Suppose $T$ is a stochastic diagonalizable matrix. Then we can write $T\cdot 1=P^{-1}DP\cdot 1=1$ where $1$ is the column vector with all entries equal to one. Then we have $DP\cdot 1=P\cdot 1$ where $D=diag\left(d_1,d_2,...,d_n\right)$. This means that $d_k\cdot\Sigma_j\left(p_{k,j}\right)= \Sigma_j\left(p_{k,j}\right)$ and eventually $d_k=1$ for any $k$. But this implies that all eigenvalues of $T$ are equal to one so also its determinant. Is this correct?

Answer 1

No, that only means the logical disjunction "$d_k=1$ or $\sum_jp_{kj}=0$" is true.
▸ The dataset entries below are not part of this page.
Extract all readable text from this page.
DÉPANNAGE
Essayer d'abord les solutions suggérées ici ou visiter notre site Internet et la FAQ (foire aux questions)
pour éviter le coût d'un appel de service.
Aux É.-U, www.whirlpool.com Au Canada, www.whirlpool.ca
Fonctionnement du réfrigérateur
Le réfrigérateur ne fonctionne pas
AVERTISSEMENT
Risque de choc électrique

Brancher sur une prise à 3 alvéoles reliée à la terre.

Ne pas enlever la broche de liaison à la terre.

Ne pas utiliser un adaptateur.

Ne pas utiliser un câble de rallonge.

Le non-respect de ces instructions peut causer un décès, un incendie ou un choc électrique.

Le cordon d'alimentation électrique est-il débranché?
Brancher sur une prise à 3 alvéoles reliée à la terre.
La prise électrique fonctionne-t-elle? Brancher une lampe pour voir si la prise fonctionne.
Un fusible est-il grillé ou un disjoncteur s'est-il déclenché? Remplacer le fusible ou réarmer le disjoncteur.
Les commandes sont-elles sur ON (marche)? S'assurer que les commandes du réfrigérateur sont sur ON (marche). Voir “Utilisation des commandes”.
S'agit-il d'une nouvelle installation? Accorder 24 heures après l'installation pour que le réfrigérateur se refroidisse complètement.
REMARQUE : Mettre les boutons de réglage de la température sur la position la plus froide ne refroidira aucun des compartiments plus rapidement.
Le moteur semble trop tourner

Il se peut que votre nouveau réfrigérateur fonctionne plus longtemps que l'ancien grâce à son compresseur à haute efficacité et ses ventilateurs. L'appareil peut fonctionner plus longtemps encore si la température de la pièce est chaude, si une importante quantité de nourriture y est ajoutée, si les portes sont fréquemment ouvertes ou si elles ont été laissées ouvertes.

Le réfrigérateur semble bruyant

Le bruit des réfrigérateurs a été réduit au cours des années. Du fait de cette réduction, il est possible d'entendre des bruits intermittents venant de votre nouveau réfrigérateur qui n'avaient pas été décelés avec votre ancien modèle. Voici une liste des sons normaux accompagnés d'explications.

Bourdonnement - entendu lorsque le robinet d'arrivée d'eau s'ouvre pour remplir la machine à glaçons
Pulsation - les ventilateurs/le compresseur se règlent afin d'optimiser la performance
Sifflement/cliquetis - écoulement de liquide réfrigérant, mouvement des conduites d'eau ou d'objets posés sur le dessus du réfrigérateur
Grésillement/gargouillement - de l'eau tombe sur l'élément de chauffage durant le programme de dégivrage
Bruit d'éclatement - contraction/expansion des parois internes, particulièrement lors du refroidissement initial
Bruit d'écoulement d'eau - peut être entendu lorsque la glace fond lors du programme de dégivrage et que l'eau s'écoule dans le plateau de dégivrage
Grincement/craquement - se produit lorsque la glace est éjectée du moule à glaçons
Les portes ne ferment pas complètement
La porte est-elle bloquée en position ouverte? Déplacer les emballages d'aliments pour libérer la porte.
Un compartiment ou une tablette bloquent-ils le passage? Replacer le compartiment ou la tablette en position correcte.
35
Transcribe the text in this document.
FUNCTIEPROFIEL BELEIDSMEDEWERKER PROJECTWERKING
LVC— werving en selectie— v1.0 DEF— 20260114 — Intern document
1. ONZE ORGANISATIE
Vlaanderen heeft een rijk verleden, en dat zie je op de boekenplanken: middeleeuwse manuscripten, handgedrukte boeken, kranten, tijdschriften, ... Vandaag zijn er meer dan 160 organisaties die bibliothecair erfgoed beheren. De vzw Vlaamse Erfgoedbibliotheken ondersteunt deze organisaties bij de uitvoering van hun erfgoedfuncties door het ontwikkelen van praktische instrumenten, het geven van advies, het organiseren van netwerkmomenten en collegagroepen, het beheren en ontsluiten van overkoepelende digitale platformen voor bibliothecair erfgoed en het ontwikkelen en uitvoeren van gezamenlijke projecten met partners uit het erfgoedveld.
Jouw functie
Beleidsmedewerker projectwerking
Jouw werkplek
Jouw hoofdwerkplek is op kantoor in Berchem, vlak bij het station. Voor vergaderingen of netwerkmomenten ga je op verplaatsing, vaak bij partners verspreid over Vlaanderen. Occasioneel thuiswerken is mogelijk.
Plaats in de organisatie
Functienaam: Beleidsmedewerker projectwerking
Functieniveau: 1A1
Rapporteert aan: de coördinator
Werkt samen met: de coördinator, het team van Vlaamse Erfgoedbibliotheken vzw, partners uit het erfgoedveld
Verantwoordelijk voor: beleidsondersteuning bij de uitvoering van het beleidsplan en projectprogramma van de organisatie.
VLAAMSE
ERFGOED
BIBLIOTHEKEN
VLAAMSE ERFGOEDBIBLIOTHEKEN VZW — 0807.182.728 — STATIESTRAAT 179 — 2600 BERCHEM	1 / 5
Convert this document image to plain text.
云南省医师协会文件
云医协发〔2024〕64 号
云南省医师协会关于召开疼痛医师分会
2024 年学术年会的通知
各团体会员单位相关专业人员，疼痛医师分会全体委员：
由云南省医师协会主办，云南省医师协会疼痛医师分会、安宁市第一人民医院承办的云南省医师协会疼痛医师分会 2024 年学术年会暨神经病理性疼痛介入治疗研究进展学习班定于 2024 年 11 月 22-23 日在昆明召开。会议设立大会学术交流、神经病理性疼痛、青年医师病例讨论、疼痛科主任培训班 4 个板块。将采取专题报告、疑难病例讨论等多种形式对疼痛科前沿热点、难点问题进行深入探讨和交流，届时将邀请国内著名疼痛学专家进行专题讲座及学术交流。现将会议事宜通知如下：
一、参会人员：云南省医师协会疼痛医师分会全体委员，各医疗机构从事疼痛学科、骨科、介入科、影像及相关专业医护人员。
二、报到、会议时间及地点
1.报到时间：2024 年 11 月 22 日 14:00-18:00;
E.g. consider $$ T=\frac14\pmatrix{1&3\\ 2&2}=\pmatrix{-\frac32&1\\ 1&1}\pmatrix{-\frac14\\ &1} \pmatrix{-\frac25&\frac25\\ \frac25&\frac35}=P^{-1}DP, \quad P\mathbf1=\pmatrix{0\\ 1}. $$ The first diagonal entry of $D$ is $-\frac14\,(\ne1)$ and the first entry of $P\mathbf1$ is zero.

In fact, by Perron-Frobenius theorem, $1$ is a simple eigenvalue of $T$ whenever $T$ is irreducible.